I have started to work really hard to create boundaries, but I am human and don’t always keep to it. Boundaries for me and many people dealing with anxiety is the best medicine. Yeah, ok. You keep hearing about "the importance of setting boundaries" and you kind of have an idea of what people mean by that. I put together a list of tools to help create boundaries. I hope it can help even one person.

  1. Name your limits. You can't set good boundaries if you're unsure of where you stand. You can’t set good boundaries if you’re unsure of where you stand. So identify your physical, emotional, mental and spiritual limits.

  2. Tune into your feelings. Ask yourself, what is causing this feeling? What is it about this interaction, or the person’s expectation that is bothering me?

  3. Be direct. Maintain healthy boundaries by being direct

  4. Give yourself permission to feel, to breathe, to take a break.

  5. Practice self-awareness. If you notice yourself slipping and not sustaining your boundaries, ask yourself: What’s changed? Consider “What I am doing?” or “What is the situation eliciting that’s making me resentful or stressed?” Then, make a conscious choice: “What am I going to do about the situation? What do I have control over?

  6. Make self-care a priority. This is so hard for me, but do things that make you feel good, and are selfishly for you to enjoy only. Give yourself permission to put yourself first.

  7. Seek support. If you’re having a hard time with boundaries, seek some support, wether it be a therapist or a good friend.

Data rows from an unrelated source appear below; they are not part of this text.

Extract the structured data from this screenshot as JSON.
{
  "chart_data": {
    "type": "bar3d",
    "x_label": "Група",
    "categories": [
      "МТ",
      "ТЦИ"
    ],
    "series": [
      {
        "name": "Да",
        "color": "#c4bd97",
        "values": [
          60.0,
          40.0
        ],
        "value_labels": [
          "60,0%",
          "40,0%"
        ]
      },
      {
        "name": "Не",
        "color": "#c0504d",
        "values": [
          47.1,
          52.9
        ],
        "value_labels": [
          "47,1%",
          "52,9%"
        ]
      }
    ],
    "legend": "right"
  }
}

Taking on too much lead to unreasonable levels of anxiety which increased panic attacks. I don’t wish it on anyone. So when people ask me how I do it all, I actually get offended, because only I know the repercussions of what that means. Stop, listen to your cues. Its okay to not be able to do everything and be everywhere. We live in such an overachieving world and that is such a pressure. I love my world, but I hate the anxiety of not being emotional mature and aware of what I am doing to myself. I pray for anyone dealing with anxiety, that you find ways to cope, create boundaries, and find success in the small achievements that you accomplish.

I wrote in my last blog post, about how the pandemic really helped me be one with myself, my family, my children and most importantly my thoughts. To stop, breathe, think. I really took the time to think how to create better boundaries and use some of the tools above to help me. I am not healed, but I am aware.

Be aware of your workload because a healthy body is a healthy mind.